← Back to context

Comment by focusgroup0

3 months ago

The fact that Apple didn't ship this in years after Siri acquisition is an indictment of its Product leadership

Apple has the silicon, the frameworks (MLX, CoreML), and the models. The gap is putting it all together into a fast, unified on-device pipeline. That's what we're focused on, and honestly, we think Apple will eventually ship something similar natively. Until then, we're trying to show whats possible today on their hardware.

This is not different from mlx-lm other than it uses a closed-source inference engine.

  • Respectfully, the benchmarks show it is different.

    MetalRT and mlx-lm use the exact same model files, identical 4-bit MLX weights.

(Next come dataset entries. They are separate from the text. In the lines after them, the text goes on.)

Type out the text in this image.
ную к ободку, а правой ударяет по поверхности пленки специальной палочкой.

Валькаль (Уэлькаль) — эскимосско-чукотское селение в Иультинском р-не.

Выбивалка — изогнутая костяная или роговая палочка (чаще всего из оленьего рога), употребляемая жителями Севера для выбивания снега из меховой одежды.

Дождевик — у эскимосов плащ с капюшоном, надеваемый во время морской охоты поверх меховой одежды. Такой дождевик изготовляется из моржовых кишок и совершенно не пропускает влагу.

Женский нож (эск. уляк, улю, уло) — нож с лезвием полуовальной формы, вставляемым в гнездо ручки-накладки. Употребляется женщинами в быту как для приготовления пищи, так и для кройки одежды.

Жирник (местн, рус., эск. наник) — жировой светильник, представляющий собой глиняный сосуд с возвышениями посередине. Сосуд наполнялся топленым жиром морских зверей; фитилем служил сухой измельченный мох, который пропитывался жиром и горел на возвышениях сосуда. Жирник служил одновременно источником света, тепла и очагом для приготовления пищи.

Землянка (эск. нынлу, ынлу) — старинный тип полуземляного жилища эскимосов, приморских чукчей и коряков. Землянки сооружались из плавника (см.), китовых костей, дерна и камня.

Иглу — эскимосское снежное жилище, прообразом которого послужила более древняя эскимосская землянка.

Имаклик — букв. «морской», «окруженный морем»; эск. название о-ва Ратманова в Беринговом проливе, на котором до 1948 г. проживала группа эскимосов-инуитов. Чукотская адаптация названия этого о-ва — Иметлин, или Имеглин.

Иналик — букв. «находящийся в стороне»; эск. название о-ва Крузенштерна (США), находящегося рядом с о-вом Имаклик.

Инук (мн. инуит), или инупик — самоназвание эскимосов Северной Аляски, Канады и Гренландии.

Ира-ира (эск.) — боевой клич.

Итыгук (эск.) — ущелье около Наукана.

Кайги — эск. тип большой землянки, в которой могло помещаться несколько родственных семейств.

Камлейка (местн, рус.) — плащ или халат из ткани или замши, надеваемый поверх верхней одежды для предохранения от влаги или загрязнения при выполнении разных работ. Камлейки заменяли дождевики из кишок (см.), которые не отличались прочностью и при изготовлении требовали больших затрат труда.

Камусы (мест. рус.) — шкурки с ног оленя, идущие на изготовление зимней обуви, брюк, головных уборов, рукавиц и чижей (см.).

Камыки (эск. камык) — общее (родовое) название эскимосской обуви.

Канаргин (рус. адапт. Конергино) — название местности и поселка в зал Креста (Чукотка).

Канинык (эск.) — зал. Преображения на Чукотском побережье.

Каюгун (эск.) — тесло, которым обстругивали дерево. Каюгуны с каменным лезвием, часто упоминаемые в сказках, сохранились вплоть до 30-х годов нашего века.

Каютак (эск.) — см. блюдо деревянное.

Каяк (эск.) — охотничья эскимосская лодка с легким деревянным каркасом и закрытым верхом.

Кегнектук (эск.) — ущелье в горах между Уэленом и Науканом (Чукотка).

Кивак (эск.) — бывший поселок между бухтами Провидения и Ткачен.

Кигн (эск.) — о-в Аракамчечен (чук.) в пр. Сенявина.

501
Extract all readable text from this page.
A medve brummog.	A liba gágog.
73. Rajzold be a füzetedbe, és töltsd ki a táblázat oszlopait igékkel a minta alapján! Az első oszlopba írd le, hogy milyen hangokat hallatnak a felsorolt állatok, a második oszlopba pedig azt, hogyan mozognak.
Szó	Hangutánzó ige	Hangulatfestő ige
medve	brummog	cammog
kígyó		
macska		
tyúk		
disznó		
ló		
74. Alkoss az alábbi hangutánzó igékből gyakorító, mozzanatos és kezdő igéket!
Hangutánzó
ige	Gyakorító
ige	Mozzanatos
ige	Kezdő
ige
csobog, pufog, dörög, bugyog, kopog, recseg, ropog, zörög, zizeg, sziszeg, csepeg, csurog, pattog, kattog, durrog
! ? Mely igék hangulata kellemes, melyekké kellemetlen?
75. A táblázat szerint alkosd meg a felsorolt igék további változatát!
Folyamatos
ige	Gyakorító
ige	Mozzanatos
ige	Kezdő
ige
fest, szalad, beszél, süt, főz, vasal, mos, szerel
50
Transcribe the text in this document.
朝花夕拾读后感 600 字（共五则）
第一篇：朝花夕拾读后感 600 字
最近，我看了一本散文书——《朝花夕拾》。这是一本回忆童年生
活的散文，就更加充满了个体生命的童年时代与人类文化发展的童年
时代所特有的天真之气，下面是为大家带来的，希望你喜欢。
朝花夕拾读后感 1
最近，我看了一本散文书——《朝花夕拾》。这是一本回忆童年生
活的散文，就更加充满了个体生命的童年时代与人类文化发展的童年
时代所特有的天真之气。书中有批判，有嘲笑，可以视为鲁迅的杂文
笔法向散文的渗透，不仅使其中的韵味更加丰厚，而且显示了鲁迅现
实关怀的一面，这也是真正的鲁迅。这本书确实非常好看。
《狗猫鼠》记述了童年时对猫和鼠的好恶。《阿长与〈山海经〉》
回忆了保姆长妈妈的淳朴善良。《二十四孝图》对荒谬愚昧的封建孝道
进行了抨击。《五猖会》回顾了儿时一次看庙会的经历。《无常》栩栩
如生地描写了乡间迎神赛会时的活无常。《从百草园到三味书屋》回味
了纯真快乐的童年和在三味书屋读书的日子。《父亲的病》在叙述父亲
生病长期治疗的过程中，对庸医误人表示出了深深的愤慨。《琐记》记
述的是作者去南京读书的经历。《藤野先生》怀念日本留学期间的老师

That makes it a pure engine-to-engine comparison:

    LLM decode: MetalRT is 1.10-1.19x faster across all models tested

    STT: 70s audio in 101ms vs 463ms (4.6x faster)

    TTS: 178ms vs 493ms (2.8x faster)

    mlx-lm is a general-purpose array computation framework that also supports inference. MetalRT is purpose-built for inference only. That focus is where the performance gap comes from.

    You can reproduce these numbers yourself: rcli bench runs the same benchmarks we published. Full methodology: https://www.runanywhere.ai/blog/metalrt-fastest-llm-decode-e...

    Yes, MetalRT is closed-source. We're transparent about that. The performance difference is the reason it exists.